Il est important de faire place à un nouvel élan de témoignage et de foi dans les différents milieux sociaux et de nombreuses initiatives pastorales se développent dans ce sens depuis ces dernières années.

François lors de sa visite en Equateur

François lors de sa visite en Équateur

Le pape François n’est ni un progressiste, ni un conservateur. Mais il montre une nouvelle Église, plus à l’écoute des revendications populaires, qu’il s’agisse de la lutte contre les exclusions ou de la nécessaire protection de l’environnement, et son élection a suscité beaucoup d’espoir chez les chrétiens progressistes.

Les divisions internes Dans un certain nombre de pays, l’Église est marquée par le cléricalisme et la recherche du pouvoir, si bien que le pape François, lors de sa visite en Équateur, mettait en garde les prêtres, religieux et religieuses, contre le danger de tomber dans l’« Alzheimer spirituel » en oubliant leurs origines modestes, et les appelait à être plus proches de la population. Elle est également traversée par des courants conservateurs, peut-être héritiers du combat contre la théologie de la libération et de la reprise en main qui a suivi. Ce ne sont pas seulement des théologiens connus qui ont été « rappelés à l’ordre », mais aussi des communautés de base qui ont été dissoutes ou sont passées au combat politique à l’extrême-gauche, en s’éloignant de l’Église, par exemple en République dominicaine. Des milieux populaires prêts à s’engager, des militants actifs, se sont coupés de l’Église officielle, cela a sans doute été au bénéfice des mouvements évangéliques. Même si la crise des vocations est moins marquée qu’en Europe, tout comme la baisse de la pratique religieuse mentionnée dans la première partie, les départs de prêtres se sont accrus et se poursuivent.

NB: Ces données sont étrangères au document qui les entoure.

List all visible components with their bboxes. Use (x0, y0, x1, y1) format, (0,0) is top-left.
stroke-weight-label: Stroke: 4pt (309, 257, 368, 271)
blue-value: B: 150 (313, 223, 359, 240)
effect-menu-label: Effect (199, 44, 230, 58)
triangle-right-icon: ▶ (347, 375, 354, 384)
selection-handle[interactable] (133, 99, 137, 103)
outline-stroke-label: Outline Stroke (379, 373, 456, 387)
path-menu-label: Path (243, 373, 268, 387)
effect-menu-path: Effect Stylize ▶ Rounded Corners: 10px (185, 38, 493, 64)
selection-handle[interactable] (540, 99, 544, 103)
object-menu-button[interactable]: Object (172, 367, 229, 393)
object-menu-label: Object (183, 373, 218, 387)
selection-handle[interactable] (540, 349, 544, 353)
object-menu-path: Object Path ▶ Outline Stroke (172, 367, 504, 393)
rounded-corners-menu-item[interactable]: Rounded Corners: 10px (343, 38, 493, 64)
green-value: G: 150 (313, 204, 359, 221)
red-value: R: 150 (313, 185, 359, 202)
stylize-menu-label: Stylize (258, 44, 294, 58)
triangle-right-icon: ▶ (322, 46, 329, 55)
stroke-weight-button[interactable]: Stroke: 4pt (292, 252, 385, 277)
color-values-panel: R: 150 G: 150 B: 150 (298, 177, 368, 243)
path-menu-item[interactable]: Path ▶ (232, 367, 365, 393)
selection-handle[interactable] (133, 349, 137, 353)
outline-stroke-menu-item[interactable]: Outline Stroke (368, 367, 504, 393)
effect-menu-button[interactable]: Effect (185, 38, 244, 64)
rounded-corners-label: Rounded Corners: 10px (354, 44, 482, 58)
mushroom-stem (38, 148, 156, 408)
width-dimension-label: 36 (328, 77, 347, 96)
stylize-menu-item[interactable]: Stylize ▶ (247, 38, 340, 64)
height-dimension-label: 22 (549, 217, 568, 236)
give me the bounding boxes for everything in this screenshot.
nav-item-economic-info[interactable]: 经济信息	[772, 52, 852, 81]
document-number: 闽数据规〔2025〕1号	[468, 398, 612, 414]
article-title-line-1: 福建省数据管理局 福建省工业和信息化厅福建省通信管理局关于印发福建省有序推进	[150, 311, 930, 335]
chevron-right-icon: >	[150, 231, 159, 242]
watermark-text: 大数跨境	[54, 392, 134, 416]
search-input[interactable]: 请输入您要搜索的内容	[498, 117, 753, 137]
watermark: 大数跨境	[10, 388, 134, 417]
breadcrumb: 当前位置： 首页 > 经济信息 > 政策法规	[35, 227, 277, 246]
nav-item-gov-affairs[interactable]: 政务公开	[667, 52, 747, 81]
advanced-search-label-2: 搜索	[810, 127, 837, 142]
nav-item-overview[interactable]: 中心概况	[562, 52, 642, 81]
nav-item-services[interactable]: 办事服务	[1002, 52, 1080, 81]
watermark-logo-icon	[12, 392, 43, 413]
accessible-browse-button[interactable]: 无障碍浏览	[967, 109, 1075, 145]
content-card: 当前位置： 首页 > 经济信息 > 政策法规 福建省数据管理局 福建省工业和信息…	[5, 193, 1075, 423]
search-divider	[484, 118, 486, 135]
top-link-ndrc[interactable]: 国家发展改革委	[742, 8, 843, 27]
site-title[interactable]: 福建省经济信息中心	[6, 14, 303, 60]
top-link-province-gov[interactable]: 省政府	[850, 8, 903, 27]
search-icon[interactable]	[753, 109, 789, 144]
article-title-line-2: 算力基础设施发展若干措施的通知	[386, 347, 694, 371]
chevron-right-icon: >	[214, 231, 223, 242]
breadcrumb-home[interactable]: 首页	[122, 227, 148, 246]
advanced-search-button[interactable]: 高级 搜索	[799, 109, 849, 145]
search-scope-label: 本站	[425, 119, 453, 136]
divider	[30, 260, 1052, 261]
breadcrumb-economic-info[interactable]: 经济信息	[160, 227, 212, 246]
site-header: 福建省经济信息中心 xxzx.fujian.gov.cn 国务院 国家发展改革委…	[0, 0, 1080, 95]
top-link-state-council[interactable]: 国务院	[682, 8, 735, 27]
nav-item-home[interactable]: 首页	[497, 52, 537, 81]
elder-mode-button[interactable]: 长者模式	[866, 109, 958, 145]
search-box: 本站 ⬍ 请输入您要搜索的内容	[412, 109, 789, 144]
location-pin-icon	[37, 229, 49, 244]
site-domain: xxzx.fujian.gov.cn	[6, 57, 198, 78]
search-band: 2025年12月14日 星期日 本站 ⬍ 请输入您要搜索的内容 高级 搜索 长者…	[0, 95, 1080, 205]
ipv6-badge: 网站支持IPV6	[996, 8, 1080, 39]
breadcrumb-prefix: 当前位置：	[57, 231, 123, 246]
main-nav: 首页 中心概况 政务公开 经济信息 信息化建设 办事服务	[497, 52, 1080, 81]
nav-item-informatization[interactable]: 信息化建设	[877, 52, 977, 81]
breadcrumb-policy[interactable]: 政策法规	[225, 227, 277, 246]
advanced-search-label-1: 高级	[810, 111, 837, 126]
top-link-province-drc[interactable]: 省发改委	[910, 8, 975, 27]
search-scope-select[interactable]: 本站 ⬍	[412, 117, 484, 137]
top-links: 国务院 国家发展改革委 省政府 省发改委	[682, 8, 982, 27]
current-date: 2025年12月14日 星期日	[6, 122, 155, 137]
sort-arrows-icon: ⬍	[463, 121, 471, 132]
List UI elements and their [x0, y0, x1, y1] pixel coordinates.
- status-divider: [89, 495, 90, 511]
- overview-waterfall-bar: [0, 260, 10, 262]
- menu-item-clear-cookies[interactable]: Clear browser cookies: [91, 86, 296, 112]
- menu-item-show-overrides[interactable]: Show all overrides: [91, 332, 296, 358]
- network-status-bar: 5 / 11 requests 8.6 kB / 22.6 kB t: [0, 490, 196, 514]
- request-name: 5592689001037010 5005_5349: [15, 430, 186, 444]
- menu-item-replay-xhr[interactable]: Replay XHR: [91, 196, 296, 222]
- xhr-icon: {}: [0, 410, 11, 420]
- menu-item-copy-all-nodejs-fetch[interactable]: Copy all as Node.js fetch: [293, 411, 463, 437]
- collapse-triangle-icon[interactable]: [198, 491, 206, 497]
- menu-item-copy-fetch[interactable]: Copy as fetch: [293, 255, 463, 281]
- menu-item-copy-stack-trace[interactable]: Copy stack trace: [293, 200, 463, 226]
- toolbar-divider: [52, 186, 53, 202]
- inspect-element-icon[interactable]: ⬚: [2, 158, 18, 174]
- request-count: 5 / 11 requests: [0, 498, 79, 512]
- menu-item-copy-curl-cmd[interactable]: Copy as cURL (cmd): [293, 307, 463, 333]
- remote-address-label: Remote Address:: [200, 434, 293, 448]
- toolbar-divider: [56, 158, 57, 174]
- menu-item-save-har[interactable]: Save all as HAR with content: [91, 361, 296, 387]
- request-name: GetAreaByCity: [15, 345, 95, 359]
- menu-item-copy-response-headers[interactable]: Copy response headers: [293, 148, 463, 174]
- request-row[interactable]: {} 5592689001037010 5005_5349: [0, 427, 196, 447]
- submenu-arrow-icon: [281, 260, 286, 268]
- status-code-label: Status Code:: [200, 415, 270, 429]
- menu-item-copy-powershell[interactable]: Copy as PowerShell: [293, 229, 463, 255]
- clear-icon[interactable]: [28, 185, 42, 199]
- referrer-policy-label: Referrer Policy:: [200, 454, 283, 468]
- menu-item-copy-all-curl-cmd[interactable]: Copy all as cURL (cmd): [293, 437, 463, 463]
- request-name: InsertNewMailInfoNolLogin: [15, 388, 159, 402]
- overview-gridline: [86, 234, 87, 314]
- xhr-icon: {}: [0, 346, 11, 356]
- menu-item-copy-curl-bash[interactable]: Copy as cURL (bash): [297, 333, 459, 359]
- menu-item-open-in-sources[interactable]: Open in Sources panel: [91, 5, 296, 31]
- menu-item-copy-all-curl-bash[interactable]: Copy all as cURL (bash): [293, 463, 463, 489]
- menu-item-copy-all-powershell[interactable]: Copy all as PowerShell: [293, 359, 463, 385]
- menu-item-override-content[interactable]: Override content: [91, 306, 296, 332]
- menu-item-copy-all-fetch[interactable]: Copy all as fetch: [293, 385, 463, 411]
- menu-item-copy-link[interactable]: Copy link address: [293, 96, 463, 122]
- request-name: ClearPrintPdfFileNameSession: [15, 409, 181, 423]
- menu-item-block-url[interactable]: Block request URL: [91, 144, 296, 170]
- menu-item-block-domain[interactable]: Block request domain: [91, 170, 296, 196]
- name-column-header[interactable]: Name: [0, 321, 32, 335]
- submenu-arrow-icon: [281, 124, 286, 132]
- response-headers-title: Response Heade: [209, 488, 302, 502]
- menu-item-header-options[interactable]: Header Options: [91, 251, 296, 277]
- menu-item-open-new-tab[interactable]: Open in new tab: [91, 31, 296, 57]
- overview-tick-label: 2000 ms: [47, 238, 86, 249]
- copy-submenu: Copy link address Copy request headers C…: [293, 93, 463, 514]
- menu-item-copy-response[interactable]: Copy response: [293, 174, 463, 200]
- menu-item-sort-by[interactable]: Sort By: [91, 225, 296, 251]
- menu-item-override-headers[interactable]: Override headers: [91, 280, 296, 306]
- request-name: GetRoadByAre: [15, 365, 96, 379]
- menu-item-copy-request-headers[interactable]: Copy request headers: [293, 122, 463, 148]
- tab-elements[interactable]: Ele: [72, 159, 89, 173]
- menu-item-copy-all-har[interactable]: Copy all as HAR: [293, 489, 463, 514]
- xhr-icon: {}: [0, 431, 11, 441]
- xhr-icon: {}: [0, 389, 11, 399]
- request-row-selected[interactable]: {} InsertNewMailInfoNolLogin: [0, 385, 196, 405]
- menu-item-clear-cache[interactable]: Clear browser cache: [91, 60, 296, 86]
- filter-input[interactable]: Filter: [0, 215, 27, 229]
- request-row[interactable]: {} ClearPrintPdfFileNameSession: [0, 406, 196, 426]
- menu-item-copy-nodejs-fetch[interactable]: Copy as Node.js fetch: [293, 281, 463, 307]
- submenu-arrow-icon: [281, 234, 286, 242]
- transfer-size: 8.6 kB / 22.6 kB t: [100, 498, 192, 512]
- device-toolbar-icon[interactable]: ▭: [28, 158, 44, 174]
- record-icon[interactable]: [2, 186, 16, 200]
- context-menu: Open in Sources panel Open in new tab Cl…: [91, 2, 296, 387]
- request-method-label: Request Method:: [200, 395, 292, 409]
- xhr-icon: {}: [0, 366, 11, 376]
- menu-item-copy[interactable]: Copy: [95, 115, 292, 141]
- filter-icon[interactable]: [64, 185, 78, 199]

Il y a encore un certain nombre d’enjeux que les Églises des différents pays pourraient (devraient ?) prendre en compte, comme la mondialisation, l’urbanisation, le retour des interrogations sur l’avenir démocratique du continent, la place de la femme et du laïcat, les communautés de base… Il est impossible de tout aborder en quelques pages, mais elles peuvent nous inviter à creuser l’un ou l’autre thème.

 

Annie Josse
janvier 2017

[i] Rapport de Pew Research Center, Religion in Latin America, 2014
[ii] Id. et Las religiones en tiempos del Papa Francisco, Corporación Latinobarómetro
[iii] Jorge Muñoz, président de l’Association Intercommunale des Pasteurs du Chili (Agripach)
[iiii] Le pape François en février 2016, visite pastorale au Mexique.
[iiiiii] Réunie en mai 2007 dans le sanctuaire marial d’Aparecida au Brésil, la 5e Conférence générale des évêques latino-américains avait élu le cardinal Bergoglio comme président de la commission de rédaction du document final.